Bill introduced to establish clean fuels standard in Minnesota

By Erin Voegele | March 11, 2021

Legislation introduced in the Minnesota Legislature in March aims to establish a clean fuels standard (CFS) that would require a 20 percent reduction in the carbon intensity of transportation fuel sold within the state by 2035 when compared to a 2018 baseline.

The bill, HF 2083 or the “Future Fuels Act,” was introduced in the Minnesota House of Representatives on March 10 and referred to the House Committee on Commerce, Finance and Policy.
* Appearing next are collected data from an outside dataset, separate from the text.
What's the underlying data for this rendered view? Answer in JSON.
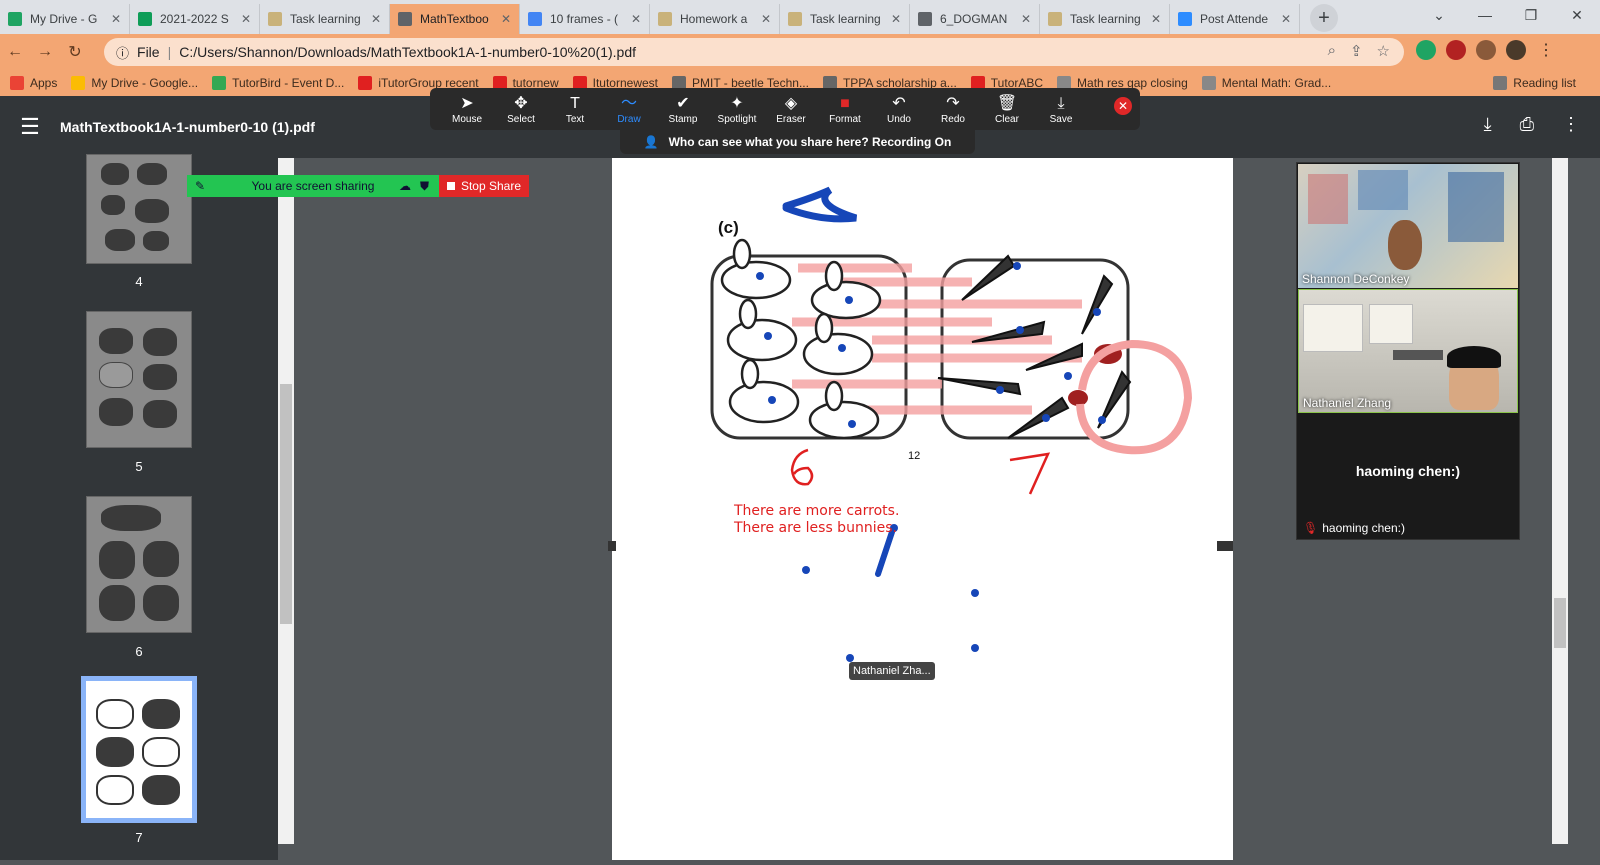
{
  "tabs": [
    {
      "label": "My Drive - G",
      "color": "#1fa463"
    },
    {
      "label": "2021-2022 S",
      "color": "#0f9d58"
    },
    {
      "label": "Task learning",
      "color": "#c9b27a"
    },
    {
      "label": "MathTextboo",
      "color": "#5f6368",
      "active": true
    },
    {
      "label": "10 frames - (",
      "color": "#4285f4"
    },
    {
      "label": "Homework a",
      "color": "#c9b27a"
    },
    {
      "label": "Task learning",
      "color": "#c9b27a"
    },
    {
      "label": "6_DOGMAN",
      "color": "#5f6368"
    },
    {
      "label": "Task learning",
      "color": "#c9b27a"
    },
    {
      "label": "Post Attende",
      "color": "#2d8cff"
    }
  ],
  "address": {
    "scheme": "File",
    "url": "C:/Users/Shannon/Downloads/MathTextbook1A-1-number0-10%20(1).pdf"
  },
  "bookmarks": [
    {
      "label": "Apps",
      "color": "#ea4335"
    },
    {
      "label": "My Drive - Google...",
      "color": "#fbbc04"
    },
    {
      "label": "TutorBird - Event D...",
      "color": "#34a853"
    },
    {
      "label": "iTutorGroup recent",
      "color": "#e02020"
    },
    {
      "label": "tutornew",
      "color": "#e02020"
    },
    {
      "label": "Itutornewest",
      "color": "#e02020"
    },
    {
      "label": "PMIT - beetle Techn...",
      "color": "#666666"
    },
    {
      "label": "TPPA scholarship a...",
      "color": "#666666"
    },
    {
      "label": "TutorABC",
      "color": "#e02020"
    },
    {
      "label": "Math res gap closing",
      "color": "#888888"
    },
    {
      "label": "Mental Math: Grad...",
      "color": "#888888"
    },
    {
      "label": "Reading list",
      "color": "#777777"
    }
  ],
  "annotation_tools": [
    {
      "label": "Mouse",
      "icon": "cursor-icon",
      "glyph": "➤"
    },
    {
      "label": "Select",
      "icon": "move-icon",
      "glyph": "✥"
    },
    {
      "label": "Text",
      "icon": "text-icon",
      "glyph": "T"
    },
    {
      "label": "Draw",
      "icon": "draw-icon",
      "glyph": "〜",
      "active": true
    },
    {
      "label": "Stamp",
      "icon": "check-icon",
      "glyph": "✔"
    },
    {
      "label": "Spotlight",
      "icon": "spotlight-icon",
      "glyph": "✦"
    },
    {
      "label": "Eraser",
      "icon": "eraser-icon",
      "glyph": "◈"
    },
    {
      "label": "Format",
      "icon": "format-icon",
      "glyph": "■"
    },
    {
      "label": "Undo",
      "icon": "undo-icon",
      "glyph": "↶"
    },
    {
      "label": "Redo",
      "icon": "redo-icon",
      "glyph": "↷"
    },
    {
      "label": "Clear",
      "icon": "trash-icon",
      "glyph": "🗑"
    },
    {
      "label": "Save",
      "icon": "save-icon",
      "glyph": "⤓"
    }
  ],
  "recording_banner": "Who can see what you share here? Recording On",
  "pdf": {
    "title": "MathTextbook1A-1-number0-10 (1).pdf",
    "pages": [
      "4",
      "5",
      "6",
      "7"
    ],
    "page_number": "12",
    "section_label": "(c)",
    "left_count": "6",
    "right_count": "7",
    "text_line1": "There are more carrots.",
    "text_line2": "There are less bunnies."
  },
  "share": {
    "label": "You are screen sharing",
    "stop_label": "Stop Share"
  },
  "participants": [
    {
      "name": "Shannon DeConkey"
    },
    {
      "name": "Nathaniel Zhang"
    },
    {
      "name": "haoming chen:)"
    }
  ],
  "cursor_label": "Nathaniel Zha..."
}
A companion bill, SF 2027, was introduced in the Minnesota Senate the following day and referred the Senate Committee on Energy and Utilities Finance and Policy.

To implement the CFS, state agencies would complete a rulemaking to establish a schedule of annual standards that steadily decrease the carbon intensity of transportation fuels. Obligated parties could comply with the CFS by producing or importing transportation fuels that have a carbon intensity at or below the level of that year’s standard, or by purchasing credits.

Ethanol, biodiesel, renewable diesel, renewable natural gas (RNG), sustainable aviation fuel (SAF), propane, renewable propane, hydrogen, and electricity are among the fuels that could be used to comply with the CFS.

The American Coalition for Ethanol has spoken out in support of the bill, noting it will help increase the use of E15 and higher ethanol blends in Minnesota, reward farmers for climate-smart practices to help reduce the overall carbon intensity of corn ethanol, and support economic development for Minnesota.

“ACE has been working for nearly three years to mobilize support for clean fuel policies in the Midwest,” said Brian Jennings, CEO of ACE. “We are grateful Minnesota is taking the first step through the Future Fuels Act and we expect other states to follow in the future.”

The 25-member Minnesota Future Fuels Coalition, which is facilitate by the Great Plains Institute, is also throwing its support behind the Future Fuels Act.  “Minnesota is behind schedule in achieving bipartisan transportation greenhouse gas reduction and clean fuel adoption goals and we believe that a clean fuels policy, such as the proposed Future Fuels Act, can help get the state back on track,” said Brendan Jordan, vice president for transportation and fuels at the Great Plains Institute.

"This coalition and legislation is a much-needed complement to the Governor’s Council on Biofuels and other efforts to ensure Minnesota as one of the nation's leaders in encouraging domestically-produced renewable ethanol and other clean transportation fuels that benefit our consumers, farmers and environment," added Tim Rudnicki, executive director of the Minnesota Bio-Fuels Association. 

The Future Fuels Act is not the only legislation pending in Minnesota that would serve to increase the use of biofuels. Bills were also introduced last month that aim to make E15 the standard gasoline blend within the state and provide fuel dealers with a tax credit for the sales of gasoline blended with 15 to 85 percent ethanol.

Additional information, including a full copy of the Future Fuels Act, is available on the Minnesota Legislature website.